La desintoxicación o eliminación de cannabis es el proceso en el que nuestro cuerpo elimina el tetrahidrocannabinol (THC) y se ajusta a la ausencia de la sustancia, lo que suele implicar un periodo de abstinencia física y psicológica.
El THC se almacena en las células grasas, por lo que su eliminación total del organismo puede tardar entre una y cuatro semanas (o incluso más en consumidores crónicos).

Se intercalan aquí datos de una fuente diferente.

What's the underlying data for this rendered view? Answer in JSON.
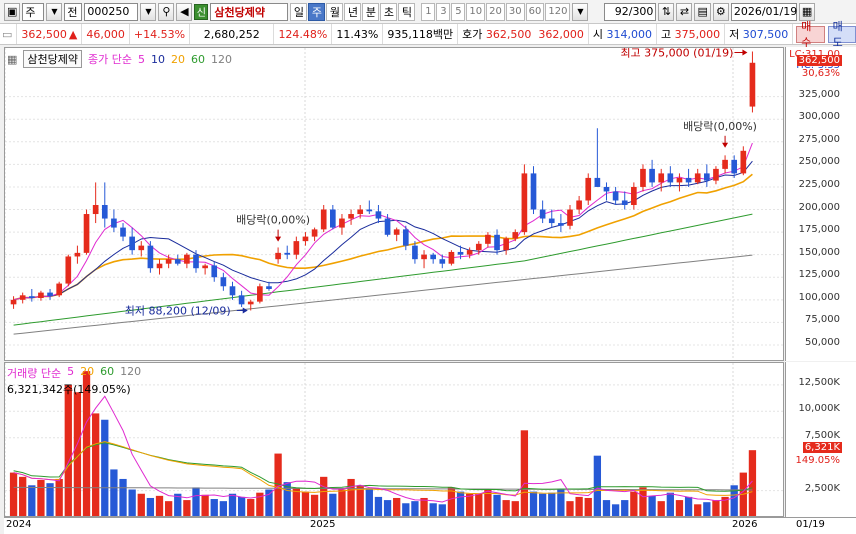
{
  "toolbar": {
    "market": "주",
    "type": "전",
    "code": "000250",
    "stock_name": "삼천당제약",
    "credit_badge": "신",
    "periods": [
      "일",
      "주",
      "월",
      "년",
      "분",
      "초",
      "틱"
    ],
    "active_period": "주",
    "ticks": [
      "1",
      "3",
      "5",
      "10",
      "20",
      "30",
      "60",
      "120"
    ],
    "count": "92/300",
    "date": "2026/01/19"
  },
  "quote": {
    "price": "362,500",
    "up_arrow": "▲",
    "change": "46,000",
    "change_pct": "+14.53%",
    "volume": "2,680,252",
    "vol_ratio": "124.48%",
    "turnover": "11.43%",
    "amount": "935,118백만",
    "ask_label": "호가",
    "ask1": "362,500",
    "ask2": "362,000",
    "open_label": "시",
    "open": "314,000",
    "high_label": "고",
    "high": "375,000",
    "low_label": "저",
    "low": "307,500",
    "buy_label": "매수",
    "sell_label": "매도"
  },
  "price_panel": {
    "tab": "삼천당제약",
    "ma_title": "종가 단순",
    "ma_periods": [
      "5",
      "10",
      "20",
      "60",
      "120"
    ],
    "annotations": {
      "high": "최고 375,000 (01/19)",
      "low": "최저 88,200 (12/09)",
      "dividend1": "배당락(0,00%)",
      "dividend2": "배당락(0,00%)"
    },
    "axis_top": "LC:311.00",
    "axis_top2": "HC:-3.33",
    "current_tag": "362,500",
    "current_pct": "30,63%",
    "y_ticks": [
      "325,000",
      "300,000",
      "275,000",
      "250,000",
      "225,000",
      "200,000",
      "175,000",
      "150,000",
      "125,000",
      "100,000",
      "75,000",
      "50,000"
    ]
  },
  "volume_panel": {
    "title": "거래량 단순",
    "ma_periods": [
      "5",
      "20",
      "60",
      "120"
    ],
    "current": "6,321,342주(149.05%)",
    "current_tag": "6,321K",
    "current_pct": "149.05%",
    "y_ticks": [
      "12,500K",
      "10,000K",
      "7,500K",
      "2,500K"
    ]
  },
  "date_axis": {
    "labels": [
      "2024",
      "2025",
      "2026"
    ],
    "cursor_date": "01/19"
  },
  "colors": {
    "up": "#e52b1c",
    "down": "#2659d6",
    "ma5": "#e02ad0",
    "ma10": "#1a2c9c",
    "ma20": "#f0a100",
    "ma60": "#2e9b2e",
    "ma120": "#808080"
  },
  "chart_data": {
    "type": "candlestick",
    "price_range": [
      40000,
      370000
    ],
    "candles": [
      [
        95000,
        104000,
        90000,
        100000
      ],
      [
        100000,
        108000,
        96000,
        105000
      ],
      [
        104000,
        112000,
        98000,
        102000
      ],
      [
        102000,
        110000,
        99000,
        108000
      ],
      [
        108000,
        112000,
        100000,
        104000
      ],
      [
        105000,
        120000,
        103000,
        118000
      ],
      [
        118000,
        150000,
        115000,
        148000
      ],
      [
        148000,
        160000,
        140000,
        152000
      ],
      [
        152000,
        200000,
        150000,
        195000
      ],
      [
        195000,
        230000,
        185000,
        205000
      ],
      [
        205000,
        230000,
        180000,
        190000
      ],
      [
        190000,
        200000,
        175000,
        180000
      ],
      [
        180000,
        185000,
        165000,
        170000
      ],
      [
        170000,
        180000,
        150000,
        155000
      ],
      [
        155000,
        165000,
        148000,
        160000
      ],
      [
        160000,
        165000,
        130000,
        135000
      ],
      [
        135000,
        145000,
        128000,
        140000
      ],
      [
        140000,
        150000,
        135000,
        145000
      ],
      [
        145000,
        150000,
        138000,
        140000
      ],
      [
        140000,
        152000,
        135000,
        150000
      ],
      [
        150000,
        155000,
        130000,
        135000
      ],
      [
        135000,
        140000,
        128000,
        138000
      ],
      [
        138000,
        142000,
        120000,
        125000
      ],
      [
        125000,
        130000,
        110000,
        115000
      ],
      [
        115000,
        120000,
        100000,
        105000
      ],
      [
        105000,
        110000,
        92000,
        95000
      ],
      [
        95000,
        100000,
        88200,
        98000
      ],
      [
        98000,
        118000,
        96000,
        115000
      ],
      [
        115000,
        120000,
        110000,
        112000
      ],
      [
        145000,
        158000,
        140000,
        152000
      ],
      [
        152000,
        160000,
        145000,
        150000
      ],
      [
        150000,
        170000,
        145000,
        165000
      ],
      [
        165000,
        175000,
        160000,
        170000
      ],
      [
        170000,
        180000,
        165000,
        178000
      ],
      [
        178000,
        205000,
        175000,
        200000
      ],
      [
        200000,
        205000,
        178000,
        180000
      ],
      [
        180000,
        195000,
        172000,
        190000
      ],
      [
        190000,
        200000,
        183000,
        195000
      ],
      [
        195000,
        205000,
        190000,
        200000
      ],
      [
        200000,
        210000,
        195000,
        198000
      ],
      [
        198000,
        205000,
        185000,
        190000
      ],
      [
        190000,
        195000,
        170000,
        172000
      ],
      [
        172000,
        180000,
        165000,
        178000
      ],
      [
        178000,
        182000,
        155000,
        160000
      ],
      [
        160000,
        165000,
        140000,
        145000
      ],
      [
        145000,
        155000,
        135000,
        150000
      ],
      [
        150000,
        152000,
        140000,
        145000
      ],
      [
        145000,
        150000,
        135000,
        140000
      ],
      [
        140000,
        155000,
        138000,
        153000
      ],
      [
        153000,
        160000,
        145000,
        150000
      ],
      [
        150000,
        158000,
        146000,
        155000
      ],
      [
        155000,
        165000,
        150000,
        162000
      ],
      [
        162000,
        175000,
        158000,
        172000
      ],
      [
        172000,
        178000,
        150000,
        155000
      ],
      [
        155000,
        170000,
        150000,
        168000
      ],
      [
        168000,
        178000,
        165000,
        175000
      ],
      [
        175000,
        250000,
        172000,
        240000
      ],
      [
        240000,
        248000,
        195000,
        200000
      ],
      [
        200000,
        210000,
        185000,
        190000
      ],
      [
        190000,
        200000,
        180000,
        185000
      ],
      [
        185000,
        195000,
        175000,
        182000
      ],
      [
        182000,
        205000,
        178000,
        200000
      ],
      [
        200000,
        215000,
        195000,
        210000
      ],
      [
        210000,
        240000,
        205000,
        235000
      ],
      [
        235000,
        290000,
        225000,
        225000
      ],
      [
        225000,
        230000,
        210000,
        220000
      ],
      [
        220000,
        225000,
        205000,
        210000
      ],
      [
        210000,
        220000,
        200000,
        205000
      ],
      [
        205000,
        230000,
        200000,
        225000
      ],
      [
        225000,
        250000,
        220000,
        245000
      ],
      [
        245000,
        255000,
        225000,
        230000
      ],
      [
        230000,
        245000,
        220000,
        240000
      ],
      [
        240000,
        248000,
        225000,
        230000
      ],
      [
        230000,
        240000,
        220000,
        235000
      ],
      [
        235000,
        245000,
        225000,
        230000
      ],
      [
        230000,
        245000,
        228000,
        240000
      ],
      [
        240000,
        250000,
        225000,
        232000
      ],
      [
        232000,
        248000,
        228000,
        245000
      ],
      [
        245000,
        260000,
        240000,
        255000
      ],
      [
        255000,
        260000,
        235000,
        240000
      ],
      [
        240000,
        270000,
        238000,
        265000
      ],
      [
        314000,
        375000,
        307500,
        362500
      ]
    ],
    "volume_range": [
      0,
      14000000
    ],
    "volumes": [
      4200000,
      3800000,
      3000000,
      3500000,
      3200000,
      3600000,
      12500000,
      11800000,
      13800000,
      9800000,
      9200000,
      4500000,
      3600000,
      2600000,
      2200000,
      1800000,
      2000000,
      1500000,
      2200000,
      1600000,
      2800000,
      2100000,
      1700000,
      1500000,
      2200000,
      1900000,
      1700000,
      2300000,
      2600000,
      6000000,
      3300000,
      2700000,
      2400000,
      2100000,
      3800000,
      2200000,
      2600000,
      3600000,
      2900000,
      2600000,
      1900000,
      1600000,
      1800000,
      1300000,
      1500000,
      1800000,
      1300000,
      1200000,
      2800000,
      2400000,
      2200000,
      2200000,
      2600000,
      2100000,
      1600000,
      1500000,
      8200000,
      2400000,
      2200000,
      2300000,
      2600000,
      1500000,
      1900000,
      1800000,
      5800000,
      1600000,
      1200000,
      1600000,
      2400000,
      2800000,
      2000000,
      1500000,
      2300000,
      1600000,
      1900000,
      1200000,
      1400000,
      1600000,
      1900000,
      3000000,
      4200000,
      6321342
    ]
  }
}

Fases y síntomas de la desintoxicación
Los síntomas de abstinencia generalmente comienzan 24-48 horas después del último uso, alcanzan su punto máximo en la primera semana (días 2-6) y pueden durar entre 2 y 3 semanas.
-
Físicos: Insomnio, sudores, náuseas, vómitos, dolores musculares y cambios en el apetito.
-
Psicológicos: Irritabilidad, ansiedad, nerviosismo, cambios de humor y fuertes deseos de consumir.
Recomendaciones para el proceso
En un anterior artículo publicado en nuestro blog de cómo dar negativo en un control de drogas, ya dábamos de forma más amplia unas pautas claras de desintoxicación con dieta y ejercicios e hidratación de nuestro organismo.
A continuación volvemos a recordaros, cuáles son las cuatro estrategias principales para conseguir el éxito en nuestro propósito:
-
Hidratación y nutrición: Beber mucha agua y llevar una dieta equilibrada ayuda a eliminar toxinas.
-
Actividad física: El ejercicio (trote, levantamiento de pesas, aeróbicos) es fundamental para sudar, quemar grasa y acelerar la eliminación de THC, además de reducir la ansiedad.
-
Descanso: Dormir entre 7 y 8 horas para ayudar a la recuperación del cuerpo.
-
Apoyo profesional: En casos de adicción severa, se recomienda terapia cognitivo-conductual o ayuda médica para gestionar la abstinencia.